Shadows leapt from between the rusted train cars and out of the abandoned buildings. One of the boys ran in the direction of the bridge, but he was thrown from his feet by a black form; it paused over him, ripping the life from his young body.
“Jesus. Jesus Christ,” breathed Boothe.
“And that is how you end an enchantment,” said Sister Jillian. “It’s a shame the job in Montana could not have been so neat.”
She walked back to her SUV. At the door, she said, “I’ll be seeing you, John.” Before it closed, she added, “Mr. Boothe, I look forward to the next time.”
***
John Taylor sat in the driver’s seat as the Humvee followed the grid.
The bodyguard was silent the entire ride to the airport, where the JTS jet was waiting to fly them back to Montana. His hands trembled like those of an old man.
Taylor took a flask out of the seat pocket, took a swig, then handed it to Boothe.
“Drink, kid. Drink deep.”
Boothe drank and coughed. He wiped his mouth and drank again.

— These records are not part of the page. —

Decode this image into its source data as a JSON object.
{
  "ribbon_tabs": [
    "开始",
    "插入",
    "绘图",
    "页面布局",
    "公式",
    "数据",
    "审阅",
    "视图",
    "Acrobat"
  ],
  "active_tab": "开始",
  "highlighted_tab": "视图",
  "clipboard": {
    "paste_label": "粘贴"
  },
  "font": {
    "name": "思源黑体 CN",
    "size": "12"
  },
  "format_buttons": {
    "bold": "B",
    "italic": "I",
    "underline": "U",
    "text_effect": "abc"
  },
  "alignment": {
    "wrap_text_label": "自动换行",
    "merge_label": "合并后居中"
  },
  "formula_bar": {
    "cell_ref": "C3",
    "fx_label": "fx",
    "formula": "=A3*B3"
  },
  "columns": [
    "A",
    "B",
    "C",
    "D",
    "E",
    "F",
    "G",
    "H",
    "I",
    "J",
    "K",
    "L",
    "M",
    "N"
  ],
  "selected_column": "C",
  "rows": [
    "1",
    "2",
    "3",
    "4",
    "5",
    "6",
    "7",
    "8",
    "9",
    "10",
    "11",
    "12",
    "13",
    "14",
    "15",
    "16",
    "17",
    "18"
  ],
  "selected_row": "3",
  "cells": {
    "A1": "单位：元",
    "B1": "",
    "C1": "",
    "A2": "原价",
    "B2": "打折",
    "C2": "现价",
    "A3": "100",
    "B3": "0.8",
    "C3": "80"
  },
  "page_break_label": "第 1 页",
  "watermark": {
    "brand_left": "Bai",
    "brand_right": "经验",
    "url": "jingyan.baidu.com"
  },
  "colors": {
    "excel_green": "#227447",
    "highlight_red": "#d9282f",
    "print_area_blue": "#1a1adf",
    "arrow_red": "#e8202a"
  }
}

“I… I just don’t know,” was all he said.
Tim was a magnificent bodyguard. In hand-to-hand combat or with weapons, he was unmatched. But he had never killed, nor had he seen anyone die so close and so gruesomely as this night.
“Gird yourself,” said Taylor finally. “Tonight was only the beginning.”
As they passed through the city, he remembered what Sister Jillian had shown him. What she had asked him to do and what he had done. The events in the rail yard, as horrific as they were, could not compare.
He felt the exhilaration and the breaking sweat. Her kiss was leaving him, but soon he would not need it. He understood clearly now the path ahead.